Publication year - 2016
Publication title -
the prostate
Language(s) - English
Resource type - Journals
SCImago Journal Rank - 1.295
H-Index - 123
eISSN - 1097-0045
pISSN - 0270-4137
DOI - 10.1002/pros.23111
Subject(s) - gstp1 , lncap , oxidative stress , prostate cancer , glutathione , dna damage , cancer research , biology , dna repair , cancer , endocrinology , biochemistry , genetics , dna , enzyme
BACKGROUND Epigenetic silencing of glutathione S‐transferase π (GSTP1) is a hallmark of transformation from normal prostatic epithelium to adenocarcinoma of the prostate. The functional significance of this loss is incompletely understood. The present study explores the effects of restored GSTP1 expression on glutathione levels, accumulation of oxidative DNA damage, and prostate cancer cell survival following oxidative stress induced by protracted, low dose rate ionizing radiation (LDR). METHODS GSTP1 protein expression was stably restored in LNCaP prostate cancer cells. The effect of GSTP1 restoration on protracted LDR‐induced oxidative DNA damage was measured by GC‐MS quantitation of modified bases. Reduced and oxidized glutathione levels were measured in control and GSTP1 expressing populations. Clonogenic survival studies of GSTP1‐ transfected LNCaP cells after exposure to protracted LDR were performed. Global gene expression profiling and pathway analysis were performed.

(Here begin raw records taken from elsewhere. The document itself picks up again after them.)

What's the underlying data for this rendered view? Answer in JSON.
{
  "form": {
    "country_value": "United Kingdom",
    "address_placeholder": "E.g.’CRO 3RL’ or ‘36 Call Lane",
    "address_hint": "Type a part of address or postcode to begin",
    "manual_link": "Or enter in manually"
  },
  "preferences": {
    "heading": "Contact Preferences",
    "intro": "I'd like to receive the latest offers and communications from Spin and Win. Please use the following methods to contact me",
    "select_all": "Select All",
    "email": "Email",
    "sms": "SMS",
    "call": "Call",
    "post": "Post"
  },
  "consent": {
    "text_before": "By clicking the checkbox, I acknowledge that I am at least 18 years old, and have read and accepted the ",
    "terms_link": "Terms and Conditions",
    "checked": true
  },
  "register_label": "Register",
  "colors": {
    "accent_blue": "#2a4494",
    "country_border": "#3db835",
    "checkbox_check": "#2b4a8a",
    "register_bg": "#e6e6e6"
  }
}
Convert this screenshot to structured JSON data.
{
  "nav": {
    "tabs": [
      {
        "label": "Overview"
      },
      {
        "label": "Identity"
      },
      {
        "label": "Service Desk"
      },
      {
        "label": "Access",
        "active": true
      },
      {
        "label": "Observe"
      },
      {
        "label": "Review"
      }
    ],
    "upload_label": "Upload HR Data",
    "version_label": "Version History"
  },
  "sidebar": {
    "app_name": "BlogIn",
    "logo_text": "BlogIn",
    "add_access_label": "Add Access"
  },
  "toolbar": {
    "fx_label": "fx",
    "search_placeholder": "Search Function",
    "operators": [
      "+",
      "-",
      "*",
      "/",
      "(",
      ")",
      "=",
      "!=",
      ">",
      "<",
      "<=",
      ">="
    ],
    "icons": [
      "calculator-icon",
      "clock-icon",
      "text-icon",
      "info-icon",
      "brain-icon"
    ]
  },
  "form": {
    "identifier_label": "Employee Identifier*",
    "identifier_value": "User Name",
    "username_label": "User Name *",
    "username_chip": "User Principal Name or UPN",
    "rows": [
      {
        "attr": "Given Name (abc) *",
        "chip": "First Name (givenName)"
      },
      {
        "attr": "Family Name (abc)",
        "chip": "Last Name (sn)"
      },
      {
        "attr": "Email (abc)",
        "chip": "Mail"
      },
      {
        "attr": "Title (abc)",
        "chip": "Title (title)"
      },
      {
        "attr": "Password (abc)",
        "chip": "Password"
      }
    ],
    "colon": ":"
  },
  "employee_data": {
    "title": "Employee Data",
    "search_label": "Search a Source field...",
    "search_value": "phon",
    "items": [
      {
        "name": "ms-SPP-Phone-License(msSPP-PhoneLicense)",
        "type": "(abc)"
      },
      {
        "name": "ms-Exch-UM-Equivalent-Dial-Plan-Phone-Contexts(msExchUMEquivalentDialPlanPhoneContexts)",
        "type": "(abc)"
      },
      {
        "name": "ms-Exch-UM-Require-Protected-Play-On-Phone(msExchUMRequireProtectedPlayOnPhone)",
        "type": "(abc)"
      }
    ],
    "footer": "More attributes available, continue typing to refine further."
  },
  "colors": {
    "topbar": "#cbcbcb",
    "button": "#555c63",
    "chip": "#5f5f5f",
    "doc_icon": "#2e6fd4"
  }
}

RESULTS GSTP1 expressing cells accumulated less oxidized DNA base damage and exhibited decreased survival compared to control LNCaP‐Neo cells following oxidative injury induced by protracted LDR. Restoration of GSTP1 expression resulted in changes in modified glutathione levels that correlated with GSTP1 protein levels in response to protracted LDR‐induced oxidative stress. Survival differences were not attributable to depletion of cellular glutathione stores. Gene expression profiling and pathway analysis following GSTP1 restoration suggests this protein plays a key role in regulating prostate cancer cell survival. CONCLUSIONS The ubiquitous epigenetic silencing of GSTP1 in prostate cancer results in enhanced survival and accumulation of potentially promutagenic DNA adducts following exposure of cells to protracted oxidative injury suggesting a protective, anti‐neoplastic function of GSTP1. The present work provides mechanistic backing to the tumor suppressor function of GSTP1 and its role in prostate carcinogenesis. Prostate 76:199–206, 2016 . © 2015 Wiley Periodicals, Inc.